Os ouriços passam por uma metamorfose profunda: deixam de ser larvas bilaterais, com duas metades simétricas como as de humanos e peixes, para assumir n forma adulta a simetria radial – um corpo dividido em cinco seções ao redor de um eixo central, semelhante ao de estrelas-do-mar e águas-vivas (é isso, somado ao fato de serem animais marinhos, que os define como equinodermos).
Essa transição, uma das mais radicais do reino animal, mostrou-se ainda mais extrema quando os pesquisadores começaram a mapear os tipos de células envolvidas. O que encontraram foi um conjunto diverso de neurônios espalhados por todo o corpo do jovem ouriço recém-transformado.
Usando um atlas celular detalhado, produzido por meio do mapeamento de quais genes estavam ativos em cada célula, os cientistas identificaram que mais da metade de todos os grupos celulares do animal eram neurônios.
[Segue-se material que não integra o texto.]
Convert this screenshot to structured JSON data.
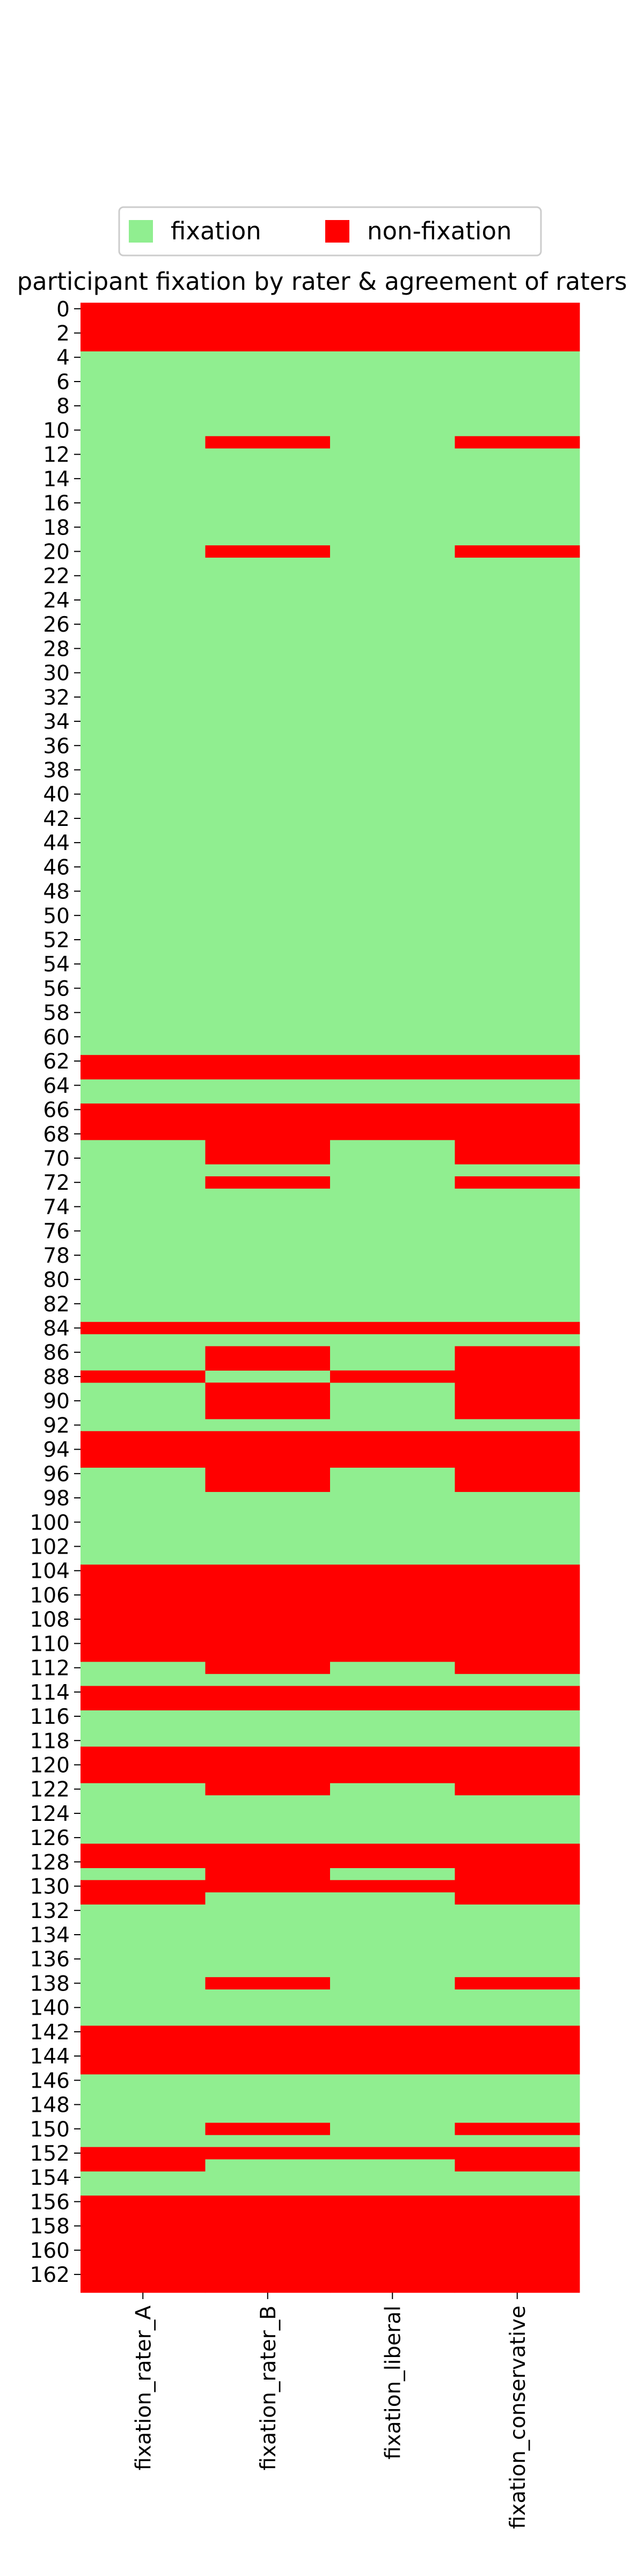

E não neurônios simples: muitos carregavam assinaturas moleculares familiares a humanos, incluindo dopamina, serotonina, GABA e glutamato.
Para comparar, 0,2% do total de células do corpo humano corresponde a neurônios.
A descoberta sugere que o sistema nervoso do ouriço-do-mar é muito mais sofisticado do que a rede neural descentralizada que se acreditava existir em equinodermos.
Os autores vão além e propõem que, em vez de um organismo “sem cérebro”, o ouriço é um organismo “todo cérebro”, no qual cada parte do corpo funciona como uma região especializada de uma estrutura neural distribuída.
Essa descoberta desafia a noção clássica de que cérebros complexos só evoluíram em animais com sistemas centralizados, como os vertebrados. Segundo o biólogo evolutivo Jack Ullrich-Lüter, do Museu de História Natural de Berlim, os dados mostram que “animais sem um sistema nervoso central convencional ainda podem desenvolver uma organização parecida com a de um cérebro”, em comunicado. Isso pode alterar a maneira como cientistas entendem a evolução de nervos e cérebros no reino animal e desafiam suposições antigas sobre a simplicidade dos sistemas nervosos dos equinodermos.